當然,在衆人看來這可不叫什麼爭端,而是花迎秋單方面地欺負對方。花家公子在江南怎麼是可以惹惱的呢這人分明是閻王殿前找閻王。
林虞自信,嘴角還含着笑意。
“不知死活。”花迎秋說道,他連葉牧歌都下殺手,何況是一個名不見經傳的少年呢何況與夏青染、夏紫菡相識,在東海郡城還能有什麼背景
“很多人跟我說類似的話,結果他們都死了。
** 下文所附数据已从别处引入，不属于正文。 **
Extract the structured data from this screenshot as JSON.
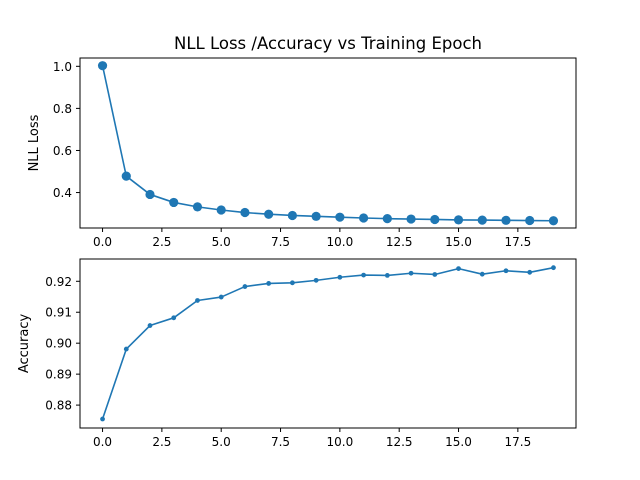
{
  "figure_title": "NLL Loss /Accuracy vs Training Epoch",
  "colors": {
    "series": "#1f77b4",
    "axis": "#000000",
    "background": "#ffffff"
  },
  "chart_data": [
    {
      "type": "line",
      "title": "NLL Loss /Accuracy vs Training Epoch",
      "xlabel": "",
      "ylabel": "NLL Loss",
      "marker": "large-circle",
      "xlim": [
        -0.95,
        19.95
      ],
      "ylim": [
        0.2315,
        1.0395
      ],
      "xticks": [
        0.0,
        2.5,
        5.0,
        7.5,
        10.0,
        12.5,
        15.0,
        17.5
      ],
      "xtick_labels": [
        "0.0",
        "2.5",
        "5.0",
        "7.5",
        "10.0",
        "12.5",
        "15.0",
        "17.5"
      ],
      "yticks": [
        0.4,
        0.6,
        0.8,
        1.0
      ],
      "ytick_labels": [
        "0.4",
        "0.6",
        "0.8",
        "1.0"
      ],
      "x": [
        0,
        1,
        2,
        3,
        4,
        5,
        6,
        7,
        8,
        9,
        10,
        11,
        12,
        13,
        14,
        15,
        16,
        17,
        18,
        19
      ],
      "values": [
        1.003,
        0.478,
        0.391,
        0.353,
        0.332,
        0.317,
        0.305,
        0.297,
        0.291,
        0.287,
        0.283,
        0.279,
        0.276,
        0.274,
        0.272,
        0.27,
        0.269,
        0.268,
        0.267,
        0.266
      ]
    },
    {
      "type": "line",
      "title": "",
      "xlabel": "",
      "ylabel": "Accuracy",
      "marker": "small-dot",
      "xlim": [
        -0.95,
        19.95
      ],
      "ylim": [
        0.8726,
        0.9272
      ],
      "xticks": [
        0.0,
        2.5,
        5.0,
        7.5,
        10.0,
        12.5,
        15.0,
        17.5
      ],
      "xtick_labels": [
        "0.0",
        "2.5",
        "5.0",
        "7.5",
        "10.0",
        "12.5",
        "15.0",
        "17.5"
      ],
      "yticks": [
        0.88,
        0.89,
        0.9,
        0.91,
        0.92
      ],
      "ytick_labels": [
        "0.88",
        "0.89",
        "0.90",
        "0.91",
        "0.92"
      ],
      "x": [
        0,
        1,
        2,
        3,
        4,
        5,
        6,
        7,
        8,
        9,
        10,
        11,
        12,
        13,
        14,
        15,
        16,
        17,
        18,
        19
      ],
      "values": [
        0.8755,
        0.8981,
        0.9057,
        0.9082,
        0.9138,
        0.9149,
        0.9183,
        0.9193,
        0.9195,
        0.9203,
        0.9213,
        0.922,
        0.9219,
        0.9226,
        0.9222,
        0.9241,
        0.9223,
        0.9234,
        0.9229,
        0.9244
      ]
    }
  ]
}
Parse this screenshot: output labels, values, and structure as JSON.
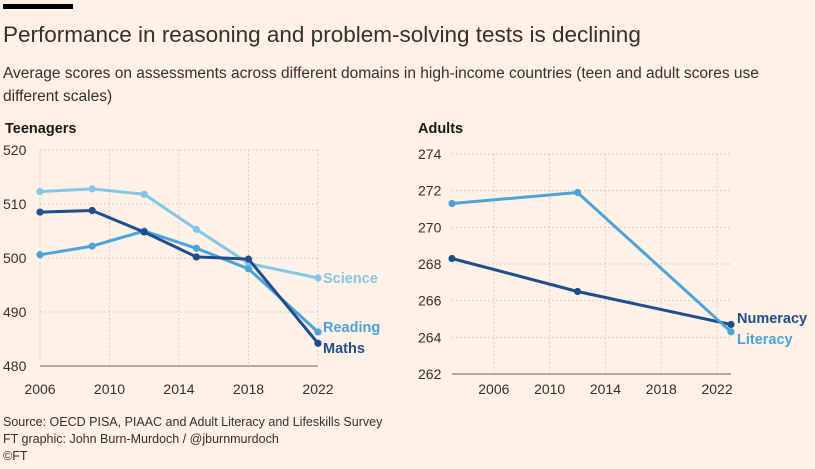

”林虞說道,手中依舊不停地轉動着茶杯,一點也不將花迎秋放在心上。
“如果不信,你可以試試。”
花迎秋不信,他憑什麼被這麼一個人唬住。
飛花刃這樣的祕術尤其在這樣狹小的空間裏能夠發揮最大的威力。
鋒刃在前,近乎無形,朝着林虞飛去,在花迎秋的控制下飛花刃繞過了夏紫菡,尖銳的破風聲在房間內呼嘯。
靈力匯聚成旋風,桌椅全部碎裂,唯有林虞屁股下的椅子的手中唯一的茶杯沒有破裂。
“這就是你用來斬殺葉牧歌的祕術”林虞問道,他的周身似乎被無形的屏障籠罩着,隔絕一切。
“僅僅是這樣,難怪你沒能幹掉葉牧歌。”
飛花刃是花家的祕術,是極爲強大的術法,在林虞口中卻是如此不堪,這無疑是在刺激着花迎秋。
這些天來,花迎秋最不想聽到的就是葉牧歌這三個字。
可在今日,他卻聽了個遍。
花迎秋不語,鋒刃傍身,一步步接近林虞,“既然你說我的飛花刃不行,那麼我只要多用點手段了。”
鋒刃無情地衝擊着屏障,似乎有金鐵交鳴的聲音從其中傳出。
夏紫菡被夏青染拉到一旁,這樣的戰鬥如果夏紫菡擋在中間,絕對是必死無疑。
“看來這人修爲極高,竟然能夠這麼輕鬆就擋下我的飛花刃。”花迎秋心想,對於眼前的一幕略感喫驚。
“東海郡城怎麼會有這樣的人物”
突然之間,花迎秋控制的飛花刃衝破了林虞的屏障,鋒刃近在眼前。
林虞身形極快閃轉騰挪,廂房內空間極小根本沒有林虞躲避的空間。所幸林虞身法靈巧偏偏恰好避過了飛花刃。
“把你揍成豬頭”
林虞穿過層層飛花刃,突兀地出現在花迎秋的身前,五指成拳狠狠地朝着花迎秋臉上砸去。
砰。
花迎秋臉龐喫痛。
鬼魅一般的身法,突然出現在花迎秋的眼前,着實讓花迎秋吃了一驚。
林虞沒有停下來,看着捂着眼睛的花迎秋,身影飄忽,拳頭接二連三地打在花迎秋的臉上。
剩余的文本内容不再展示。